The $400 million cash payment to Iran,reported by The Wall Street Journal this week, was part of a $1.7 billion settlement of a lengthy financial dispute between the U.S. and Iran. The two governments reached the settlement during negotiations that American officials have said were separate from talks about the release of prisoners.
The settlement was announced in January, including a planned $400 million payment. But the administration had refused to say how and when the $1.7 billion would be transmitted to Iran.
Mr. Obama said Thursday the payment had to be in cash because the U.S. and Iran have no banking relationship, eliminating the possibility of a check or wire transfer. “The reason we had to give them cash is precisely because we’re so strict in maintaining sanctions,” Mr. Obama said.

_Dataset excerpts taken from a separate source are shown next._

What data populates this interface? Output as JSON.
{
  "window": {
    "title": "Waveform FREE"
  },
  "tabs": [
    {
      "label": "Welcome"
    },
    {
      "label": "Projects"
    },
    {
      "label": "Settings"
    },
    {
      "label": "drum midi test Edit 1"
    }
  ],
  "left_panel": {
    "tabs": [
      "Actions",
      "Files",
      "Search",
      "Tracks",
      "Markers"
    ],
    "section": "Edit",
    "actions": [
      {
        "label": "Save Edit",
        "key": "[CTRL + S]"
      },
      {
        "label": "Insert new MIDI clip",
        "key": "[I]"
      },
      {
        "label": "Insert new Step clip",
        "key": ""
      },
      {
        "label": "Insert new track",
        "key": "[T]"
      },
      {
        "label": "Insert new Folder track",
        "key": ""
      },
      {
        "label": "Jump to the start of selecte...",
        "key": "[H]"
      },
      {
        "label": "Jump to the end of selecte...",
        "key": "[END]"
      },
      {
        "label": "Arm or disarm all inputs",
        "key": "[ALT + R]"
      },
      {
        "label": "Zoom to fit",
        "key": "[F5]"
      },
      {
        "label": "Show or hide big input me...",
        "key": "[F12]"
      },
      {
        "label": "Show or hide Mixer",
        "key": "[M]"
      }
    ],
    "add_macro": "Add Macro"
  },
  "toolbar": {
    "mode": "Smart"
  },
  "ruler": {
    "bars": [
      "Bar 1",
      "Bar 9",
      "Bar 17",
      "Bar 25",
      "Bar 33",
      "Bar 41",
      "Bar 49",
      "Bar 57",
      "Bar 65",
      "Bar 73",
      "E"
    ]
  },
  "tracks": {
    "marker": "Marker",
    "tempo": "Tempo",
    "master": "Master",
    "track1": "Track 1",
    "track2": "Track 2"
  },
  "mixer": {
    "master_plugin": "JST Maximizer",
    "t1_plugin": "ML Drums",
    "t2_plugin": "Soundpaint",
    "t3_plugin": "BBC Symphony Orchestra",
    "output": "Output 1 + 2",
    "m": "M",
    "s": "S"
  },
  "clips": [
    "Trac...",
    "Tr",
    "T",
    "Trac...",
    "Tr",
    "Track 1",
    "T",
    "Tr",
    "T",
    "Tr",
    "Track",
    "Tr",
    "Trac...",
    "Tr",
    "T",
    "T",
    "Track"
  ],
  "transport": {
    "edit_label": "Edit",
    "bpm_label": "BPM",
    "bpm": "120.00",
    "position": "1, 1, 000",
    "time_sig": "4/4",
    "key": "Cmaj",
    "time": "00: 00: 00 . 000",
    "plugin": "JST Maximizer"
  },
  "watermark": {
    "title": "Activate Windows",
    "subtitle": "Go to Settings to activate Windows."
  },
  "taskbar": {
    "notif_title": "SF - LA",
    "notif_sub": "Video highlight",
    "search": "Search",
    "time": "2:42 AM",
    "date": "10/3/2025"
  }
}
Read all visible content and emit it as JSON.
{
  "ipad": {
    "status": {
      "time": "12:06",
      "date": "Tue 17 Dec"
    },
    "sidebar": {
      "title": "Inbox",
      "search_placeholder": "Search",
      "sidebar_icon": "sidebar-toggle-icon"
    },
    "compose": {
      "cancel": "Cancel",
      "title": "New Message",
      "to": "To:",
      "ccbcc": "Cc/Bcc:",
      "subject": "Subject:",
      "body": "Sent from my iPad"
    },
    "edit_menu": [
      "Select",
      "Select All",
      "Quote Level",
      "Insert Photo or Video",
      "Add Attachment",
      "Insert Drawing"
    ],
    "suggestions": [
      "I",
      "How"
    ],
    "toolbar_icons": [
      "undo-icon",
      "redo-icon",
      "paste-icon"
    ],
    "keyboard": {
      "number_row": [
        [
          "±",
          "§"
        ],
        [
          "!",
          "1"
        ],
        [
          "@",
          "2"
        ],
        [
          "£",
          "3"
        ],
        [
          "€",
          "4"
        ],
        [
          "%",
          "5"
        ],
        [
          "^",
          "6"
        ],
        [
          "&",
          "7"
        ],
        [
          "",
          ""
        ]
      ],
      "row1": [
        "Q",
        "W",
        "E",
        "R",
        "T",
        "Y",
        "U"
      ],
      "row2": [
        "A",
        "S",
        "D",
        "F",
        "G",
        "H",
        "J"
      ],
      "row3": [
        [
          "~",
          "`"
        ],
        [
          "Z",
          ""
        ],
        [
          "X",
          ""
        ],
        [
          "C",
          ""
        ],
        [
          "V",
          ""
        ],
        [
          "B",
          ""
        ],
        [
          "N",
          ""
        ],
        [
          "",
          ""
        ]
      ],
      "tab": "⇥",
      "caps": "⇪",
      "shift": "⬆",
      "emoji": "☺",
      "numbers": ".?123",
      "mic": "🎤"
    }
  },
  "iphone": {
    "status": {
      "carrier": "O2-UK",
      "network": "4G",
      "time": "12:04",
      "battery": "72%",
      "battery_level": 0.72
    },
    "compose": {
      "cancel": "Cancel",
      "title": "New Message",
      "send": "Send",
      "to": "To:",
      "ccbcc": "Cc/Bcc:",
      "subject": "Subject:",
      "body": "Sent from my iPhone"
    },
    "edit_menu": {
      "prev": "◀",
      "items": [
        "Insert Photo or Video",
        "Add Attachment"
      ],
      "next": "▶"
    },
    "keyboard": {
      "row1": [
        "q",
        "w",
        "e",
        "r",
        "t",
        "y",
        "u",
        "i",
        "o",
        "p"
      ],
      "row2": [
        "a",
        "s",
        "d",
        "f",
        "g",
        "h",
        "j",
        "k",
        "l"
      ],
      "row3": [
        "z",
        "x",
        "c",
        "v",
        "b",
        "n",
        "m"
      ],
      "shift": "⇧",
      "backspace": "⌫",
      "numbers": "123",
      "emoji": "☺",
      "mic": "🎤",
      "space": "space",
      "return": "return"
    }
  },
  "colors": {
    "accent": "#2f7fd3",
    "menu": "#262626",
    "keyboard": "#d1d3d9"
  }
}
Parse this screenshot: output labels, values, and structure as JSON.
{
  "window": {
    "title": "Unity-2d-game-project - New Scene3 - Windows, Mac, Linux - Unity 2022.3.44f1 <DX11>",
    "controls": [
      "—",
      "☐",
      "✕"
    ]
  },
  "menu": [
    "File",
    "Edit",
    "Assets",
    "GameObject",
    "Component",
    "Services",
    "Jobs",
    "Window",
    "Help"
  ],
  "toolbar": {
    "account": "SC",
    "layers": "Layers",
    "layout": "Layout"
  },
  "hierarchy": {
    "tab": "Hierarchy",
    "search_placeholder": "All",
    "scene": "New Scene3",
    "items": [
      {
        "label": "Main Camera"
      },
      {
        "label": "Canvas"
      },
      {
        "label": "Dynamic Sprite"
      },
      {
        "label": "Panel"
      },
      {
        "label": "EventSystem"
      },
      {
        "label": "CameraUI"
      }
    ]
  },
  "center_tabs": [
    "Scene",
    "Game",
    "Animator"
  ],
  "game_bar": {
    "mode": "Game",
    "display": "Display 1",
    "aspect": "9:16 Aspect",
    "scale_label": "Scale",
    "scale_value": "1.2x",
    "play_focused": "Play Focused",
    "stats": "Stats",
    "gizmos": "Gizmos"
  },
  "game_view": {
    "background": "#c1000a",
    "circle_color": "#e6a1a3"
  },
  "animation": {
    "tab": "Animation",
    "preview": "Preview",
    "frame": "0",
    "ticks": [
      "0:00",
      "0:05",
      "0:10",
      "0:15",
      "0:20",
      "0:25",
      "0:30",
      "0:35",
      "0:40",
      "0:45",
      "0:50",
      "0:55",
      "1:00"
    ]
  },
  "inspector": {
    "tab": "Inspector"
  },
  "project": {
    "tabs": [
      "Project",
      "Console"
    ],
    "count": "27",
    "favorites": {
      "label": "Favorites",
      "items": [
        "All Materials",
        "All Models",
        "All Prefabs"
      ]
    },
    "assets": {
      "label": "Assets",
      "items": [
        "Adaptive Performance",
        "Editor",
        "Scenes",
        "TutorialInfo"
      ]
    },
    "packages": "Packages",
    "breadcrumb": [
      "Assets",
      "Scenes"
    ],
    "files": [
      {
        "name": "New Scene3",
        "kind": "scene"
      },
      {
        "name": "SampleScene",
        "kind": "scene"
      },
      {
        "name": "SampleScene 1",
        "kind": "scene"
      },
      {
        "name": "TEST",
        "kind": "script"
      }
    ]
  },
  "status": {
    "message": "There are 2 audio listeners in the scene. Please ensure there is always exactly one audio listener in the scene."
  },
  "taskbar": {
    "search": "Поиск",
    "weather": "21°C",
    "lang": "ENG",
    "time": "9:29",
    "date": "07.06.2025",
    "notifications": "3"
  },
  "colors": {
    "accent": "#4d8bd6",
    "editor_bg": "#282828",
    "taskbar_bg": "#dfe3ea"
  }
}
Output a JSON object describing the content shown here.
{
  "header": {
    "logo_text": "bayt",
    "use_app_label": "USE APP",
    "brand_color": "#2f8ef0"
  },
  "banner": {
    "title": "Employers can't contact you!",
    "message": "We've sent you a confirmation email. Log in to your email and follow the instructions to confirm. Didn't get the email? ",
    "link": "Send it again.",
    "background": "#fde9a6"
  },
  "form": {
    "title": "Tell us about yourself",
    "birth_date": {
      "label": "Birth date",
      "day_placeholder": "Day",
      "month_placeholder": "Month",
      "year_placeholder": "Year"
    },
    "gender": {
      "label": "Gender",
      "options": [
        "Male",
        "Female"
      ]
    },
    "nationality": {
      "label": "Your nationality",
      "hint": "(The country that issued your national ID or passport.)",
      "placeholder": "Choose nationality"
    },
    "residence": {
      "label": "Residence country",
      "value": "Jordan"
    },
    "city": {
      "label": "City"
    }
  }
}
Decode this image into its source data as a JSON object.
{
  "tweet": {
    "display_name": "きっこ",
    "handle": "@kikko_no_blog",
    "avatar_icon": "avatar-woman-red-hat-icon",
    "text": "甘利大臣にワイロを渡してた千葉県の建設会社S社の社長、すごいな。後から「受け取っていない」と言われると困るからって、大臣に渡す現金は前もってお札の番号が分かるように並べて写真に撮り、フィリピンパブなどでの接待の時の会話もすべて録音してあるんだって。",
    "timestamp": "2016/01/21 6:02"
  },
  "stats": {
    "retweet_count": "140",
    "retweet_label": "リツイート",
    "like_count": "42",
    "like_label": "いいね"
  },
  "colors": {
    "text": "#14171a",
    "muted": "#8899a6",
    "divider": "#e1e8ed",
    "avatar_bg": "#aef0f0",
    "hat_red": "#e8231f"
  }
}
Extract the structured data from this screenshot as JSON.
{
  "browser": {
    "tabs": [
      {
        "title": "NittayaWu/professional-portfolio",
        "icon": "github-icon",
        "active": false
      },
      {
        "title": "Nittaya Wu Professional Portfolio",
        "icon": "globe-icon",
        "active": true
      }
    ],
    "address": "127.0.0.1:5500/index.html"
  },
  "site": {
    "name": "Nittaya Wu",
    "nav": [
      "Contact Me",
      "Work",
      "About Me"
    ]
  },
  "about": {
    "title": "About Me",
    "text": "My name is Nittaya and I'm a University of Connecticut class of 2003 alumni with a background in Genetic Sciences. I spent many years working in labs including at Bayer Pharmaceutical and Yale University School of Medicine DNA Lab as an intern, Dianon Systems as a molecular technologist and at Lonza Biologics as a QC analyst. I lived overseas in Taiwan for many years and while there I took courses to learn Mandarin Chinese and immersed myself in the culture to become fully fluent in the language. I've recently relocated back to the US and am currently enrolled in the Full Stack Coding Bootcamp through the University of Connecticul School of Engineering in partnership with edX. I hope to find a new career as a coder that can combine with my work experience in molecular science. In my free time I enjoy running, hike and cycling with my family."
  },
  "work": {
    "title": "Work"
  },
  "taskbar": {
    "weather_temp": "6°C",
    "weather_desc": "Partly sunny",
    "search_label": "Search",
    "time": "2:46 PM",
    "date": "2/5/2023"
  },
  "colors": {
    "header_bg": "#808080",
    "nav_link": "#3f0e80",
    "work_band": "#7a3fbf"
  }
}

Mr. Obama dismissed the significance of the payment method, saying it’s gaining attention “maybe because it feels like some spy novel or some crime novel.” He said the timing wasn’t because it was a ransom payment for the release of prisoners, but because the U.S. was having diplomatic conversations with Iran for the first time in decades.
Administration officials continued Thursday to refuse to divulge exactly when the $400 million cash shipment arrived in Iran, further fueling Republican claims that the cash delivery was akin to paying ransom.
Secretary of State John Kerry, traveling in Argentina, said when asked about the cash transfer, “I know a lot about it.”
Mr. Kerry said the settlement was “a policy of common sense to get a better deal, reduce the money we would have had to pay, save the American taxpayers dollars, and do it through a completely separate track that had nothing to do with the Iran nuclear deal.”